Ashley garda son calme.

       Nick, comme tu l'as dit toi-même, j'ai vingt-cinq ans. Tu devais bien te douter que j'ai déjà... que j'ai...

       Que tu n'es plus vierge ? riposta Nick. Evidemment que je m'en doutais. Tu es sortie assez longtemps comme ça avec ce rigolo, au lycée. Je ne suis pas idiot, tu sais. Et en effet, tu as vingt-cinq ans. Tout de même ! Je pensais que je comptais un peu plus, pour toi, qu'un flic qui vient juste de s'installer dans la marina.

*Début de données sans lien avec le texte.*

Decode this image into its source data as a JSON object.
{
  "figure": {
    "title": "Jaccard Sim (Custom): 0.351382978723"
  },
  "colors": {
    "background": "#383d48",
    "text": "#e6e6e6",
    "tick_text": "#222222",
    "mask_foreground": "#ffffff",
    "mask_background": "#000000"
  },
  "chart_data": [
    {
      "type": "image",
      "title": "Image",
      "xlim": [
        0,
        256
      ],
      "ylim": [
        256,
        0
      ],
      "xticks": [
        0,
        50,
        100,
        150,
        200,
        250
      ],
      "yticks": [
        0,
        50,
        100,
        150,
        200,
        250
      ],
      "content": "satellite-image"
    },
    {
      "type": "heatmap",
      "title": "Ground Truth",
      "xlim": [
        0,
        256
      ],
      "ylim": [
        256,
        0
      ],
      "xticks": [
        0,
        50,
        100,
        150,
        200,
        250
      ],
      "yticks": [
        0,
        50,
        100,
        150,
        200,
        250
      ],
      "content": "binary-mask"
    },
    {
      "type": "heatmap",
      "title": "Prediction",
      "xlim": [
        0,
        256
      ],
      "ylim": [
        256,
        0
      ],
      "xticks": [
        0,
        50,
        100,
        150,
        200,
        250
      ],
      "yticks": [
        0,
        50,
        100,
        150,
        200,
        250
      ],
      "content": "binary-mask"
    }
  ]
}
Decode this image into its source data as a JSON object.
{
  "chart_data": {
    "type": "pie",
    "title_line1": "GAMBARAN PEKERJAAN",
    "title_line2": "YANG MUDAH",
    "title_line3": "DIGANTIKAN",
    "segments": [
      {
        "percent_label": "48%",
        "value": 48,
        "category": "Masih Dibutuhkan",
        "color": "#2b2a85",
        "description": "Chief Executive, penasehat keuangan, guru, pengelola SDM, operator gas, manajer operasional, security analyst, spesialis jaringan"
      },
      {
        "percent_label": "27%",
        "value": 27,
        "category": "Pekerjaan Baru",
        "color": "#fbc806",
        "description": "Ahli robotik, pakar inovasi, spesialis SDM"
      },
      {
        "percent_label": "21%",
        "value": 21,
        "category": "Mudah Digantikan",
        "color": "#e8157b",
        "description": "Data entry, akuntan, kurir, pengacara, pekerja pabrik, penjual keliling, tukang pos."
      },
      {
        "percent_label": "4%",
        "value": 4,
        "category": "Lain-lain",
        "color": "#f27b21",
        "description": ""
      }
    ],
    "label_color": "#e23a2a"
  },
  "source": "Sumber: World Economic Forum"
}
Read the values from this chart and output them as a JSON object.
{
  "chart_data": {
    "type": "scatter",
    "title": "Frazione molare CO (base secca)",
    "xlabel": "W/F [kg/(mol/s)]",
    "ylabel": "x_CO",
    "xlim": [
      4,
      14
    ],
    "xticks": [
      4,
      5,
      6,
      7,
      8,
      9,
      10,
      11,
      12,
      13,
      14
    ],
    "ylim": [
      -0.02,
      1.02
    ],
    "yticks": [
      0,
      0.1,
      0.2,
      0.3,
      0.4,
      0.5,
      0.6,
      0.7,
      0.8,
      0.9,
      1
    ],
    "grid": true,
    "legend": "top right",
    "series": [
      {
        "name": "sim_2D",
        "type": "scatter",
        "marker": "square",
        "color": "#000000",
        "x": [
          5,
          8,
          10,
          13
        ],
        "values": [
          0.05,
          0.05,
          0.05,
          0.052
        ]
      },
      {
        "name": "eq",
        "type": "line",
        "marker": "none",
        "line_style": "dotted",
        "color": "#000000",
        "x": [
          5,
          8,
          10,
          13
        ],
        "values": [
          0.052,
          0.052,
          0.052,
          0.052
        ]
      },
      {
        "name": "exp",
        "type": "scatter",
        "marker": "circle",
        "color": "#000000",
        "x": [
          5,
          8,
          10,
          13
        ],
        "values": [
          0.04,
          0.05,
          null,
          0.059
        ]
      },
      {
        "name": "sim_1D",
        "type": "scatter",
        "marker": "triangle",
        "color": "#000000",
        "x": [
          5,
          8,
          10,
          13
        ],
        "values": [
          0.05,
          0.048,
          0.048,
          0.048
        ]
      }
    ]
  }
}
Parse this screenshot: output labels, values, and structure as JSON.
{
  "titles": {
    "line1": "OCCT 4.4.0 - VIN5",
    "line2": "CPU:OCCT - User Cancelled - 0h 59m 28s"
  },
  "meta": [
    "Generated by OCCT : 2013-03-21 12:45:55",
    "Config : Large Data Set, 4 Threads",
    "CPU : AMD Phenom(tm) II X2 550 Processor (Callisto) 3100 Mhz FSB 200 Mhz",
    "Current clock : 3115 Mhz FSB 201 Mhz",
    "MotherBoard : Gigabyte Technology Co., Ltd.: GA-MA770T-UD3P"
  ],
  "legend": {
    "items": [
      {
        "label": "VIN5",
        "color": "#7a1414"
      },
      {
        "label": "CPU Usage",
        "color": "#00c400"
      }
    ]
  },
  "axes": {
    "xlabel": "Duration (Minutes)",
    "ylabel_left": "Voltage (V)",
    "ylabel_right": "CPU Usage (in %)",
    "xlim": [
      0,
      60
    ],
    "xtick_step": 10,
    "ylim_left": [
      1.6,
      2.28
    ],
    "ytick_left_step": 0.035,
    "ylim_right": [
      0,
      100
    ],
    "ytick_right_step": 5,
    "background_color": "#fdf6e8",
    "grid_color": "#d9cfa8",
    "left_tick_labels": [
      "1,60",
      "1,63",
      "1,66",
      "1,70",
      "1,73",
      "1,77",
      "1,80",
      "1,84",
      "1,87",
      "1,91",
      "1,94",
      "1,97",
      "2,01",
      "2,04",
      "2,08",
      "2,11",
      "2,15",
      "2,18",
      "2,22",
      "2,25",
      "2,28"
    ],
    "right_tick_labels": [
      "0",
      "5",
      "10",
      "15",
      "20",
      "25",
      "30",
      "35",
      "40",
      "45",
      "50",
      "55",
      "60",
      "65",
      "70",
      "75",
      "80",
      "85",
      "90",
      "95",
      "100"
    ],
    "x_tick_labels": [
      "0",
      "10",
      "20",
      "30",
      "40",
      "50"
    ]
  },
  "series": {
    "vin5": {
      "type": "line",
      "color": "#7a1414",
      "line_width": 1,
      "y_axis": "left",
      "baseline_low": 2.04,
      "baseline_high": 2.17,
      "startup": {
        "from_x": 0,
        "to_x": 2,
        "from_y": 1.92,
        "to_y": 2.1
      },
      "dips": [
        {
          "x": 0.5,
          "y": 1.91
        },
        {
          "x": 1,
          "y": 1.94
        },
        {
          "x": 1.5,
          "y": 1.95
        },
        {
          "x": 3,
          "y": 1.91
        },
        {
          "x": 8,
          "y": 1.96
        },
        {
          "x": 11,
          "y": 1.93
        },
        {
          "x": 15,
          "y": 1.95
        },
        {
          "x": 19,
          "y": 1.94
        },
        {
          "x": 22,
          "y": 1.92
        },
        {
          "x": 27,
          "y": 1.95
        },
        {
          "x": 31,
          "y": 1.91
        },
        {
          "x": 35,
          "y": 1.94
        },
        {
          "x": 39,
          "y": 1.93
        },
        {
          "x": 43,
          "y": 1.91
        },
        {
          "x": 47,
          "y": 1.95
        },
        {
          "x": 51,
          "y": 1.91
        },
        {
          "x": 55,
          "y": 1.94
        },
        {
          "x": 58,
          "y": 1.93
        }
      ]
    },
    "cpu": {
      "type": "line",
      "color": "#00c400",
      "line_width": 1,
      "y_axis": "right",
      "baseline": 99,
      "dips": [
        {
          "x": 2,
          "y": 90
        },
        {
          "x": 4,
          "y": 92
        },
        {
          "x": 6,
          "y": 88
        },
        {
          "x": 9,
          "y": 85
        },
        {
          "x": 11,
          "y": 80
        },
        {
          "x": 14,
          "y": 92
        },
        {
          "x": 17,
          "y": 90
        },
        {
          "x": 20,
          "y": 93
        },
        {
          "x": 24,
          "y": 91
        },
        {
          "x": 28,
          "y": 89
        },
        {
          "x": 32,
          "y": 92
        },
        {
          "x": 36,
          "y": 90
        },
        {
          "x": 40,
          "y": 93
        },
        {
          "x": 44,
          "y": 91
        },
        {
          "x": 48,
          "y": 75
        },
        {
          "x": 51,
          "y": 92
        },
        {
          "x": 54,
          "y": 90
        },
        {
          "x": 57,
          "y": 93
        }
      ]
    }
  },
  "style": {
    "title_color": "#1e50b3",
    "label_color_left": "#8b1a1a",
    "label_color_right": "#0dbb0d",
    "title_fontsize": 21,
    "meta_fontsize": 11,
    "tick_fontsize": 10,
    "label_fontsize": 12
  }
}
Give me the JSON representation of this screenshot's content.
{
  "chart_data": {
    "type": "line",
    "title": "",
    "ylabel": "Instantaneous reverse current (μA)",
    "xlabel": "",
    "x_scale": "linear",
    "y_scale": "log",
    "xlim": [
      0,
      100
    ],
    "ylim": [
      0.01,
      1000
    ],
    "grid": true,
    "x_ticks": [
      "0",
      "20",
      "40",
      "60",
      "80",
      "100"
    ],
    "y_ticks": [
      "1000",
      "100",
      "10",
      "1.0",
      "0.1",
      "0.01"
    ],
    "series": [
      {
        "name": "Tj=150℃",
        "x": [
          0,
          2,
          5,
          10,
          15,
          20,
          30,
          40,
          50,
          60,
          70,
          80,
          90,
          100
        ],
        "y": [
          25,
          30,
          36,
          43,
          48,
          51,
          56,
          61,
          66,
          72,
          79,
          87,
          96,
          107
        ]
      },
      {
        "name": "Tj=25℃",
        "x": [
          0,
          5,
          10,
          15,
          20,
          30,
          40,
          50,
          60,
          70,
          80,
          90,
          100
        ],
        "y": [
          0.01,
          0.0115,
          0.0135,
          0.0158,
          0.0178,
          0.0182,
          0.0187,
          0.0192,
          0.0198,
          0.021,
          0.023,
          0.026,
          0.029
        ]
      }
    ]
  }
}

       Oh, Nick, je sais que j'aurais dû tout te raconter. Je comprends à quel point tu as dû être choqué en découvrant le portrait dans le journal. Mais tout est arrivé si vite...

       Tu veux m'en parler ?

Ashley s'installa sur un des tabourets du bar.

       Tu veux bien me servir un café ?

       Ouais.

Il prit une tasse.

       Nick, c'était fantastique.

       Je ne te demande pas les détails de ta nuit avec le flic.

       Pas ça — le boulot. J'ai accepté, comme tu me l'avais conseillé. Et avant même que j'aie commencé ma formation de manière officielle, ils m'ont entraînée à la morgue pour que je fasse ces dessins. C'est arrivé si vite, Nick.

       Comme cette histoire avec Dilessio ?

Elle baissa les yeux.

       Oui.

       Tu ne le connais même pas.

       Je croyais qu'il était ton ami. Que tu l'aimais bien.

       C'est vrai. Mais tu ne le connais pas. C'est un monomaniaque. Un dur. Un accro du boulot. Je peux admirer un type comme ça, mais cela ne veut pas dire que c'est un type pour toi. Ashley, des tas de rumeurs circulent à son sujet...

       Je connais ces rumeurs...

       Ashley...

Il s'interrompit. Sharon venait d'entrer, l'air hésitant.

       Pardon, dit-elle. Je ne veux pas vous déranger, mais il faut que je monte à l'étage pour m'habiller.

       Sharon, ne sois pas ridicule, passe, dit Ashley.

       Merci, murmura Sharon, avant de sourire gentiment à Nick.

       Ecoute, reprit Nick en posant ses coudes sur le comptoir, je ne veux pas que tu sois malheureuse. Je ne veux pas que tu t'acoquines avec un homme qui est tout à fait estimable, d'un point de vue masculin, mais peut-être un peu blasé en ce qui concerne les femmes. Je...

Il s'interrompit de nouveau et Ashley se tourna pour suivre la direction de son regard. Elle ne put s'empêcher de sourire en découvrant Sandy sur le seuil, pieds nus, en short, et tenant son sac à main.

       Désolé, fit-il. Dilessio m'a demandé de t'apporter ceci, Ashley.

       Entre, fit Nick avec un soupir.

       Tu as du café ? demanda le vieil homme en approchant.

Nick et Ashley échangèrent un regard.

       Ashley... Tu crois que je pourrais dîner en tête à tête avec ma nièce préférée, un soir prochain ?

La jeune femme se pencha par-dessus le comptoir et embrassa son oncle sur la joue.

       Avec plaisir.

La sonnerie de son portable retentit alors au fond de son sac. Au milieu de toute cette confusion, elle avait complètement oublié qu'on avait essayé de la joindre, un moment plus tôt. Sandy posa le sac à côté d'elle et elle fourragea à l'intérieur pour y prendre le combiné.

       Allô !

       Ashley ? Ashley Montague ?

       Oui.

       C'est moi. David Wharton — le mec que vous avez rencontré à l'hôpital. Il faut que je vous voie. On a essayé de tuer Stuart.